Ingest pipeline should only work on new incoming documents and output to new index

847 Views Asked by At

I have an index with millions of documents and it gets new documents periodically. I created an ingest pipeline for it. But I only want it to work on the new incoming documents because previous document count is huge.

I connected my index and ingest pipeline using _reindex like this:

POST _reindex
{
  "source": {
    "index": "index*"
  },
  "dest": {
    "index": "new_index",
    "pipeline": "pipeline"
  }
}

also my current pipeline is as follows:

{
  "processors": [
    {
      "gsub": {
        "field": "my_field",
        "pattern": "regex",
        "replacement": ""
      }
    }
  ]
}

This ingest pipeline tries to work on every document on the index. But I only want it to work on the new upcoming data. How can I achieve this?

1

There are 1 best solutions below

6
Val On

You don't need a _reindex for this, otherwise you're basically running it on all existing documents.

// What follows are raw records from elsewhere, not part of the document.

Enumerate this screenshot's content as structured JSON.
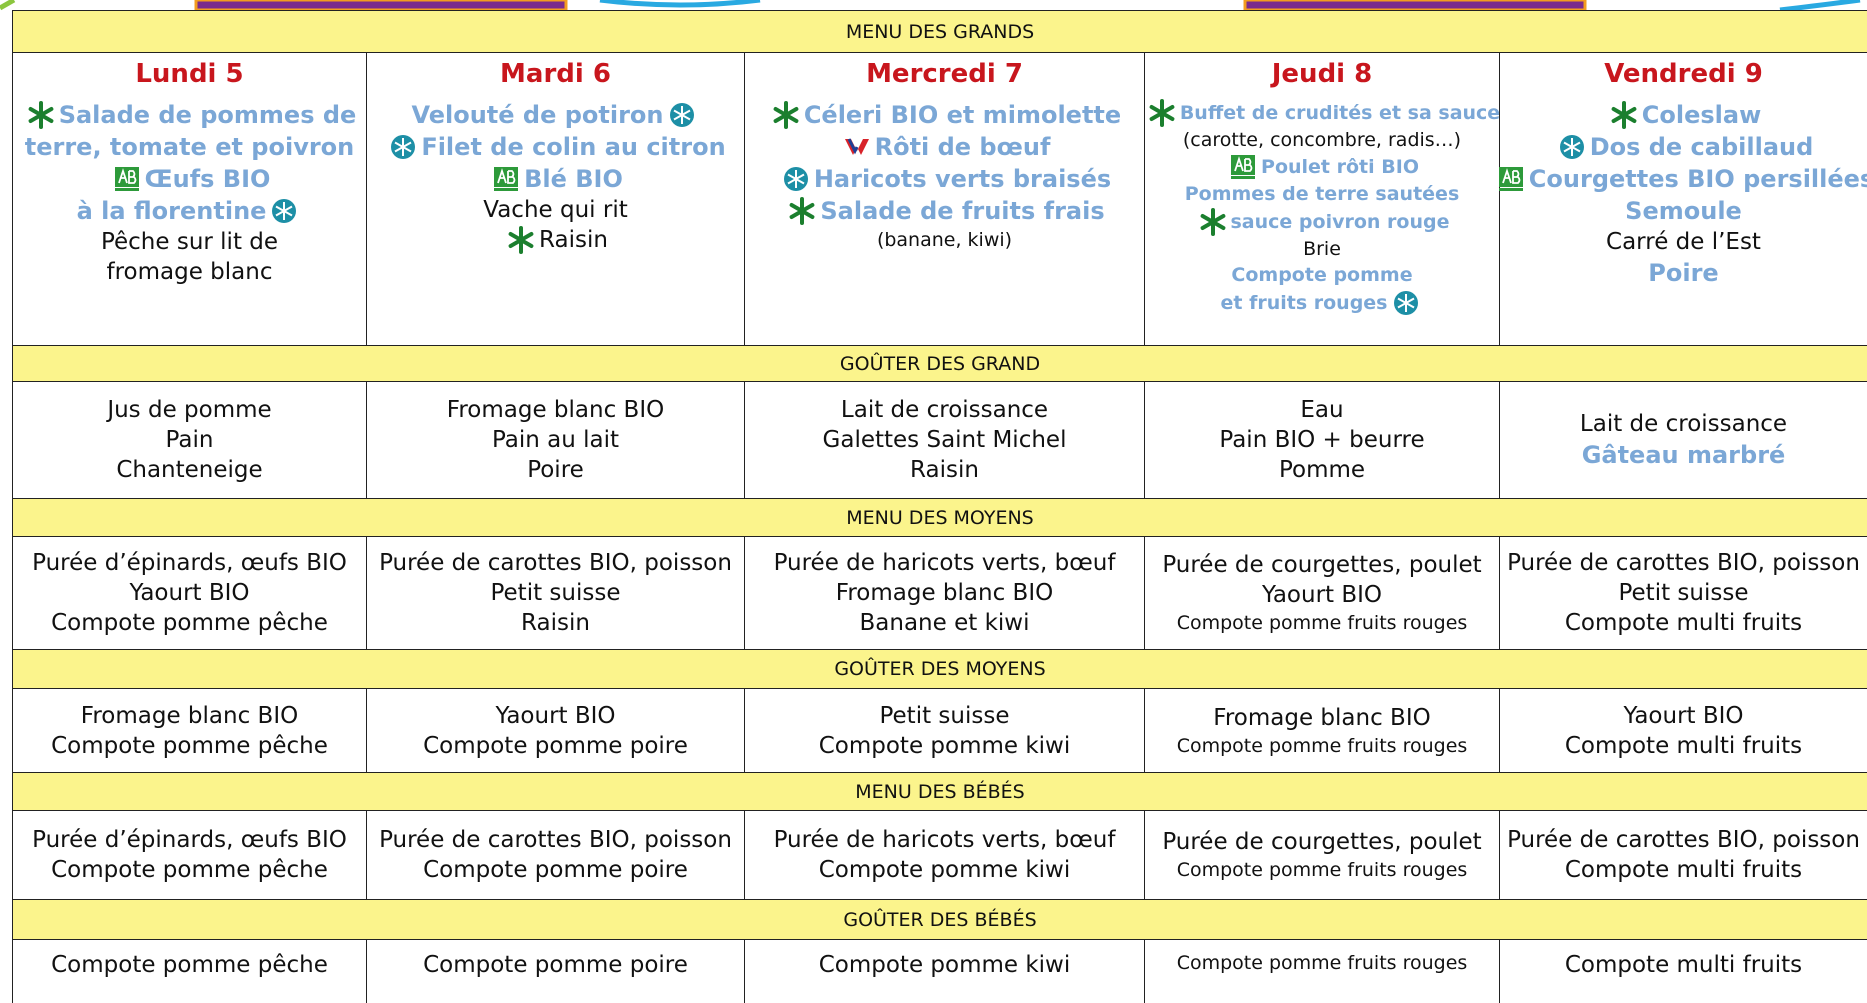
{
  "header": {
    "title": "MENU DES GRANDS"
  },
  "days": [
    "Lundi 5",
    "Mardi 6",
    "Mercredi 7",
    "Jeudi 8",
    "Vendredi 9"
  ],
  "menu_grands": [
    [
      "Salade de pommes de",
      "terre, tomate et poivron",
      "Œufs BIO",
      "à la florentine",
      "Pêche sur lit de",
      "fromage blanc"
    ],
    [
      "Velouté de potiron",
      "Filet de colin au citron",
      "Blé BIO",
      "Vache qui rit",
      "Raisin"
    ],
    [
      "Céleri BIO et mimolette",
      "Rôti de bœuf",
      "Haricots verts braisés",
      "Salade de fruits frais",
      "(banane, kiwi)"
    ],
    [
      "Buffet de crudités et sa sauce",
      "(carotte, concombre, radis…)",
      "Poulet rôti BIO",
      "Pommes de terre sautées",
      "sauce poivron rouge",
      "Brie",
      "Compote pomme",
      "et fruits rouges"
    ],
    [
      "Coleslaw",
      "Dos de cabillaud",
      "Courgettes BIO persillées",
      "Semoule",
      "Carré de l’Est",
      "Poire"
    ]
  ],
  "sections": [
    {
      "title": "GOÛTER DES GRAND",
      "cells": [
        [
          "Jus de pomme",
          "Pain",
          "Chanteneige"
        ],
        [
          "Fromage blanc BIO",
          "Pain au lait",
          "Poire"
        ],
        [
          "Lait de croissance",
          "Galettes Saint Michel",
          "Raisin"
        ],
        [
          "Eau",
          "Pain BIO + beurre",
          "Pomme"
        ],
        [
          "Lait de croissance",
          "Gâteau marbré"
        ]
      ]
    },
    {
      "title": "MENU DES MOYENS",
      "cells": [
        [
          "Purée d’épinards, œufs BIO",
          "Yaourt BIO",
          "Compote pomme pêche"
        ],
        [
          "Purée de carottes BIO, poisson",
          "Petit suisse",
          "Raisin"
        ],
        [
          "Purée de haricots verts, bœuf",
          "Fromage blanc BIO",
          "Banane et kiwi"
        ],
        [
          "Purée de courgettes, poulet",
          "Yaourt BIO",
          "Compote pomme fruits rouges"
        ],
        [
          "Purée de carottes BIO, poisson",
          "Petit suisse",
          "Compote multi fruits"
        ]
      ]
    },
    {
      "title": "GOÛTER DES MOYENS",
      "cells": [
        [
          "Fromage blanc BIO",
          "Compote pomme pêche"
        ],
        [
          "Yaourt BIO",
          "Compote pomme poire"
        ],
        [
          "Petit suisse",
          "Compote pomme kiwi"
        ],
        [
          "Fromage blanc BIO",
          "Compote pomme fruits rouges"
        ],
        [
          "Yaourt BIO",
          "Compote multi fruits"
        ]
      ]
    },
    {
      "title": "MENU DES BÉBÉS",
      "cells": [
        [
          "Purée d’épinards, œufs BIO",
          "Compote pomme pêche"
        ],
        [
          "Purée de carottes BIO, poisson",
          "Compote pomme poire"
        ],
        [
          "Purée de haricots verts, bœuf",
          "Compote pomme kiwi"
        ],
        [
          "Purée de courgettes, poulet",
          "Compote pomme fruits rouges"
        ],
        [
          "Purée de carottes BIO, poisson",
          "Compote multi fruits"
        ]
      ]
    },
    {
      "title": "GOÛTER DES BÉBÉS",
      "cells": [
        [
          "Compote pomme pêche"
        ],
        [
          "Compote pomme poire"
        ],
        [
          "Compote pomme kiwi"
        ],
        [
          "Compote pomme fruits rouges"
        ],
        [
          "Compote multi fruits"
        ]
      ]
    }
  ]
}
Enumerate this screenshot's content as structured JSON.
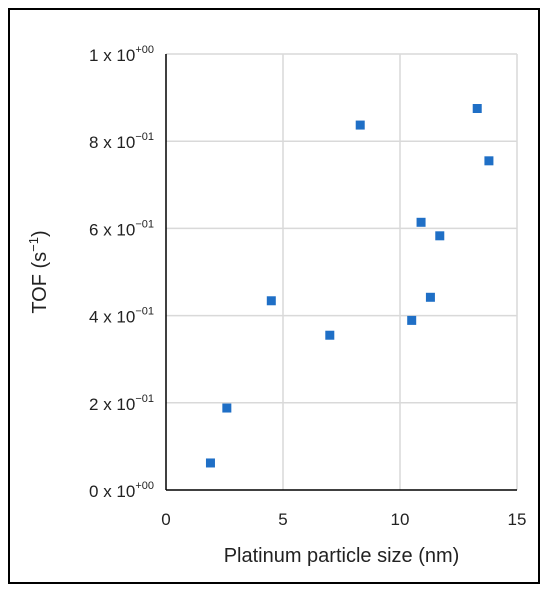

You simply need to configure your index with a default_pipeline setting:

PUT index*/_settings
{
   "index.default_pipeline": "pipeline"
}

UPDATE:

There's no feature in ES that automatically triggers the indexing of a document in i2 based on the indexing of a document in i1. You could probably achieve something close to what you expect using something like Logstash that regularly polls an index (every minute) for documents arrived during the last minutes and sends them documents to a second index through your pipeline, but that's a solution outside of Elasticsearch

input {
  elasticsearch {
    hosts => "localhost:9200"
    index => "i1"
    schedule => "* * * * *"
    query => '{ "query": { "range": { "@timestamp": { "gt": "now-1m"} } } }'
  }
}
output {
  elasticsearch {
    hosts => "localhost:9200"
    index => "i2"
    pipeline => "my_pipeline"
  }
}